NEW YORK, NEW YORK - AUGUST 11: Gio Urshela #29, Aaron Hicks #31, Tyler Wade #14, and Mike Tauchman #39 of the New York Yankees celebrate after the ninth inning against the Atlanta Braves at Yankee Stadium on August 11, 2020 in the Bronx borough of New York City. The Yankees won 9-6.
(Photo by Sarah Stier/Getty Images)

The New York Yankees offense got rolling again in a 9-6 win on Wednesday night, hopefully marking the end of a slow week at the plate.

James Kelly

The New York Yankees got off to a blazing start to the shortened 2020 season. An early six-game winning streak gave them a nice cushion at the top of the division.

But winning streaks don’t last forever. The Yankees hit their first speed bump of the year, going 2-5 over the last seven.

Unfortunately, the production at the plate has sputtered, the worst offense coming in a 1-0 loss to the Tampa Bay Rays on Friday in which the team only recorded two hits.

However, that speed bump may now be in the rearview mirror. The Yankees offense exploded early Wednesday night to open up an 8-0 lead. They ended up winning the game 9-6.

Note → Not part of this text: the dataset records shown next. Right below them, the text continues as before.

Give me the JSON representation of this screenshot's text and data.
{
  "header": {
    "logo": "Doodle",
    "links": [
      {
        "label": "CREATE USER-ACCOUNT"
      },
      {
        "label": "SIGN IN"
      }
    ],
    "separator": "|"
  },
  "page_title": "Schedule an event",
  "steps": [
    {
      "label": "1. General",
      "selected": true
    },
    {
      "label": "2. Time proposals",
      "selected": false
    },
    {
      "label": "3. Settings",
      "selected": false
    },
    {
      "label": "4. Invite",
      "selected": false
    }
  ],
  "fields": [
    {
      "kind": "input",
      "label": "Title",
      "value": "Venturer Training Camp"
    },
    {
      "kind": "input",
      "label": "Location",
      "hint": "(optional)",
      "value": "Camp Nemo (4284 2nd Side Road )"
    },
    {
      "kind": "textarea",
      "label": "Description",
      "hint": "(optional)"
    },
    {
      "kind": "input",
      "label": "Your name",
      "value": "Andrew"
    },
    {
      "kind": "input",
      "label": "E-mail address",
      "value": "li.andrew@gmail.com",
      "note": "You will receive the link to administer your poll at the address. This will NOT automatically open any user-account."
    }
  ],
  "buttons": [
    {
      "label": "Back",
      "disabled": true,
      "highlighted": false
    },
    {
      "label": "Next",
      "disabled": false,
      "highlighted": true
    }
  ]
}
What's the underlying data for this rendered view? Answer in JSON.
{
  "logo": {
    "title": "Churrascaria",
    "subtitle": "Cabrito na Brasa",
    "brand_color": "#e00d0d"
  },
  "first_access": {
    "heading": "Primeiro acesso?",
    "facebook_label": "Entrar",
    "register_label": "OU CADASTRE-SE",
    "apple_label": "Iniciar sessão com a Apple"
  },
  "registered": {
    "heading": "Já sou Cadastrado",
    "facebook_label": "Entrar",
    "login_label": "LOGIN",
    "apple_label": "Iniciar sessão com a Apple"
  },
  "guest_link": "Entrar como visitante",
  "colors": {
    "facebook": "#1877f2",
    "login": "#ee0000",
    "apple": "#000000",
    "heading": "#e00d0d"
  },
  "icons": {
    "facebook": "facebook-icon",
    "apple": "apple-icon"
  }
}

Most notable, the offense produced with runners in scoring position. Even a casual baseball fan can tell you that the Yankees tend to live and die with the long ball. And on Tuesday night, the long ball accounted for nearly half of their offense.

A Luke Voit three-run shot in the first put the Yankees on the board.

Later, an Aaron Judge solo shot tacked on one more run.

The rest of the Yankees offense was produced by hitting line drives with runners on base. Mike Ford was the biggest contributor with two doubles and three RBIs.

The important thing, however, is that the Yankees scored runs without the long ball.

Occasionally, the Yankees are going to face dominant pitchers that don’t give up a lot of home runs—guys who excel at keeping the ball on the ground. In a shortened season, the Yankees offense can’t afford to be ineffective in those games. Sometimes they’ll need to play small ball. Sometimes they’ll need to steal bases. They might even find themselves in the position to bunt runners into scoring position.

These are things that analytics say are ineffective in maximizing your offense output over a 162-game season.

Obviously, this isn’t to say the Yankees need to completely change their approach. Getting runners on base, whether by walk or hit, and driving the ball out of the yard is a great way to win a lot of ballgames.

They just need to prove that on days when the ball isn’t flying out of the yard, they can still create runs the old-fashioned way.

They did that on Wednesday night. Not everyone contributed, but they still found a way to score the runs they needed to hold off the Braves.

However, mixing the ability to hit with runners in scoring position and the ability to launch a ball into orbit on any given pitch is a recipe for offensive success.